È strano notare come – col passar degli anni e l’aumentare dell’esperienza – divenga sempre più facile, immediato e addirittura necessario mettere in relazione tra loro cose ed eventi della nostra esistenza singola e collettiva: ricordi, pensieri, stati d’animo…
Il presepe allestito nella chiesa di Castelvetro di Modena rappresenta quest’anno il viaggio dei Magi: in ciascuno dei tre settori della teca è raffigurato un re, circondato dall’ambiente che caratterizza e identifica la sua terra di provenienza. E, come sempre, i volontari che hanno realizzato il presepe hanno provveduto ad associare a ciascuna ambientazione un effetto (pioggia, neve, tempesta di sabbia) che non manca di stupire e che, soprattutto, contribuisce a donare alla rappresentazione un tocco di ulteriore e raffinata autenticità.
Ma ancora una volta il presepe – questo presepe – ci stimola a riflettere su contenuti, idee e valori che ciascun visitatore è in realtà libero di articolare in modo differente e personale… Per quanto mi riguarda, non posso fare a meno di ricordare uno dei numerosi resoconti che Marco Polo fa al grande imperatore dei Tartari, Kublai Kan… Una volta – di ritorno da un viaggio attraverso le terre dell’impero – il giovane ambasciatore veneziano racconta della provincia di Persia, e della città di Saba dalla quale si dice partissero molti anni prima tre re – Beltasar, Gaspar e Melquior – per andare a rendere onore a un profeta appena venuto al mondo; e di come i tre – dopo avergli lasciato in dono oro, incenso e mirra – si rimettessero sulla strada del ritorno, portando ciò che egli aveva donato loro: un bossolo chiuso. E ancora narrava di come – fermandosi lungo il cammino per vedere cosa contenesse il bossolo, e trovando che conteneva solo una pietra – essi comprendessero che quella pietra era un invito a rimanere fermi e saldi nella fede appena abbracciata; e tuttavia – delusi per la miseria di quel dono – gettassero la pietra in un pozzo… e immediatamente un gran fuoco scendesse giù dal cielo infilandosi nel pozzo medesimo! Di come, infine, i tre re pentiti raccogliessero quel fuoco e lo portassero nella città d’origine per adorarlo come segno vivente della forza e della potenza di Dio.
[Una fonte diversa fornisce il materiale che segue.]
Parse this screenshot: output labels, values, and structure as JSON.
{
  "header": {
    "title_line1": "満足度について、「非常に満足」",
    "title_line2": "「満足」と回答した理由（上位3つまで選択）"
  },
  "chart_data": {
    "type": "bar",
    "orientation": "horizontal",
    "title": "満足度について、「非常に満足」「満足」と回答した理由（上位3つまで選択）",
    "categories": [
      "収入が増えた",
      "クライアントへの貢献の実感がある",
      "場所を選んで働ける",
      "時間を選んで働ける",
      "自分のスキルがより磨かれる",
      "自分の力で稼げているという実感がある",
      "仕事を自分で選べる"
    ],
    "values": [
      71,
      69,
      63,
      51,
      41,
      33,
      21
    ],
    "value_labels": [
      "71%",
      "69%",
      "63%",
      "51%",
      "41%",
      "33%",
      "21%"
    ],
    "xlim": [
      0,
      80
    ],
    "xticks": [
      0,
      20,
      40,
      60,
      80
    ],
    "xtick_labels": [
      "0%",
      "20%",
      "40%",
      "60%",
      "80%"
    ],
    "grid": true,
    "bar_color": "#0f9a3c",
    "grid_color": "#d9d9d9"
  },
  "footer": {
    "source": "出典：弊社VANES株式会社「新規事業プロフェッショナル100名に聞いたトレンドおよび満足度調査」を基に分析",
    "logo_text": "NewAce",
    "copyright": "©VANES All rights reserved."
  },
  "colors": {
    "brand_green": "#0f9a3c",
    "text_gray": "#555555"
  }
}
Ora, è pur vero che il resoconto di Marco Polo sembra in qualche tratto differire dalla versione più classica e conosciuta del viaggio dei re Magi: ma forse il vero punto non è questo, bensì… il fatto che a raccontare questa storia sia – tra i tanti – anche Marco Polo! Quel Marco Polo che è divenuto – da sette secoli a questa parte – l’emblema di una modalità di viaggio e di spostamento improntata alla scoperta continua, alla registrazione dei fatti minimi e degli aspetti apparentemente meno rilevanti dell’esistenza quotidiana delle persone, dei popoli, della natura… Se Cristoforo Colombo – altro grande viaggiatore – è costretto a ridurre lo spazio a tempo di percorrenza, perché è stato incaricato di scoprire una terra… Marco Polo, al contrario, una volta ottenuta la fiducia del Gran Kan ha tutta la libertà e la facoltà di guardarsi attorno, di affinare la propria sensibilità, di aumentare la propria conoscenza, di interrogarsi e di capire.
E non è forse questa l’idea che i re Magi – col proprio viaggio lungo e a tratti colmo di disagi – vogliono far arrivare a ciascuno di noi? L’idea che solo in un modo si può far proprio qualcosa di grande – e non importa che si tratti di una fede, un amore, un ideale: attraverso un percorso, una trasformazione, una crescita individuale e collettiva… Quasi a dire che la vera testimonianza non trova la propria più autentica e definitiva incarnazione nel momento in cui l’individuo – il fedele, l’innamorato, colui il quale è in cerca di risposte – giunge a destinazione… ma piuttosto in quel percorso articolato, mai lineare, sempre irto di pericoli e ingannevole che l’individuo intraprende, solo o accompagnato, verso una luce di cui ha percepito l’intensità, la forza e il calore.